The Cambridge Dictionary defines emotional intelligence as “the ability to understand and control your own feelings, and to understand the feelings of others and react to them in a suitable way.”

Last term, our Intermediates and Foundation Phase both explored emotions, which included how to show empathy.  Equipped with this understanding, children can develop healthy relationships with one another, and we have witnessed evidence of a greater appreciation for others’ feelings as we returned to school after the Easter break. 

The children have been particularly thoughtful in how they’ve included a new child, they show high levels of empathy whenever someone gets hurt during play, and, in PE, they naturally celebrate when other children do well, even when they are on the other team!
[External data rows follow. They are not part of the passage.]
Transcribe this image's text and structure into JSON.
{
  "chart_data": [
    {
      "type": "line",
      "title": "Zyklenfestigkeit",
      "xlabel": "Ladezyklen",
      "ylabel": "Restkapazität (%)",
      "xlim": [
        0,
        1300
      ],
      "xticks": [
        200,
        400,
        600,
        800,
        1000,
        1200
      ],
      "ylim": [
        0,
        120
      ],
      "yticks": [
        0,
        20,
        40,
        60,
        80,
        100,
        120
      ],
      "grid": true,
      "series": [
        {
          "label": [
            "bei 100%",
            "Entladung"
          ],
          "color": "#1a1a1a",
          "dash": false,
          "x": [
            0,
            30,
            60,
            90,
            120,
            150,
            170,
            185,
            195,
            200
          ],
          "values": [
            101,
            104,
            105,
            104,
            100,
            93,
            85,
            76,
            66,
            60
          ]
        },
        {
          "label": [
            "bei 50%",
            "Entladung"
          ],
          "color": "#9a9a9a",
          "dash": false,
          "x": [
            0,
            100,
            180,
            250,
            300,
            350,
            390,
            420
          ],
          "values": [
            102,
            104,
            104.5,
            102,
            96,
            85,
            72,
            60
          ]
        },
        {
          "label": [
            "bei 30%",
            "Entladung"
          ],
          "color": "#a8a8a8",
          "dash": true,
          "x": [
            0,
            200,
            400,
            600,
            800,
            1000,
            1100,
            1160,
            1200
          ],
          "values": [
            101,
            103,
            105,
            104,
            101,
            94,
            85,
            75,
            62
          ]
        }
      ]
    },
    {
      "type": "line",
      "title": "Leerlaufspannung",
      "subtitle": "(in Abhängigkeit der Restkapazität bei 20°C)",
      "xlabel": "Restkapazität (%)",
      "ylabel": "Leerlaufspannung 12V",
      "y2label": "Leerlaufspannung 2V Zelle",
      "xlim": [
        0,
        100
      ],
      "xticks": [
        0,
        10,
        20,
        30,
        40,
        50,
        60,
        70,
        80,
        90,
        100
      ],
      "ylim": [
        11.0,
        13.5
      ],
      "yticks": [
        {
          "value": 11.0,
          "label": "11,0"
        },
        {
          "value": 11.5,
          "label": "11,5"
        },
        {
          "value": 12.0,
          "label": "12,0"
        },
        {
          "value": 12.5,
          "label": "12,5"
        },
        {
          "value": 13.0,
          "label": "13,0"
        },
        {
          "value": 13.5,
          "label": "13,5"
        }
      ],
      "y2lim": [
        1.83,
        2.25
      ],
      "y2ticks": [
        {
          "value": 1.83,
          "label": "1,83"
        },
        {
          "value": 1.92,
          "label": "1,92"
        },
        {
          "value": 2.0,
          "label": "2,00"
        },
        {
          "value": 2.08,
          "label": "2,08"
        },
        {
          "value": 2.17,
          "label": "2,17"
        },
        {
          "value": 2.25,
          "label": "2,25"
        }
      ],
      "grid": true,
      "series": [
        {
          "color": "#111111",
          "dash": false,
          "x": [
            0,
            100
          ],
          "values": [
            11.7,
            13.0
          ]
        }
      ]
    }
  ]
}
Alongside the children being emotionally intelligent, adults / teachers need to be emotionally aware so all children can thrive and become the best version of themselves.  As staff, we aim to create a learning environment where:

  • children are the priority
  • children can ‘be’, and through this understand that school is a safe place
  • children can share their thoughts, ideas, knowledge and understanding, knowing that they will be listened to and their contributions valued and respected
  • children are willing to take risks, because failure is not a concept
  • each child’s intelligence, creativity and personality are celebrated; uniqueness and diversity being a gift
  • each child is encouraged and challenged to go further in relation to their capabilities

In order to create a learning environment where all children can thrive, relationships between staff and students are key.  As adults, we need to try to really see and understand each child; to recognise how to relate to them as individuals; to inspire, nurture and support in a way that is most appropriate for them. 

We need the social and emotional intelligence to know who benefits from sitting close to an adult, who needs more time to think, which children will value being asked what they think, and which children we need to include in a discussion at the start to keep them engaged throughout. It all helps to provide a context in which all children can thrive.

As staff, this means we need to take time to reflect; to consider where a child may need additional support or where they might need treating differently.  It means tweaking our approach to provide a socially and emotionally appropriate safe space for all.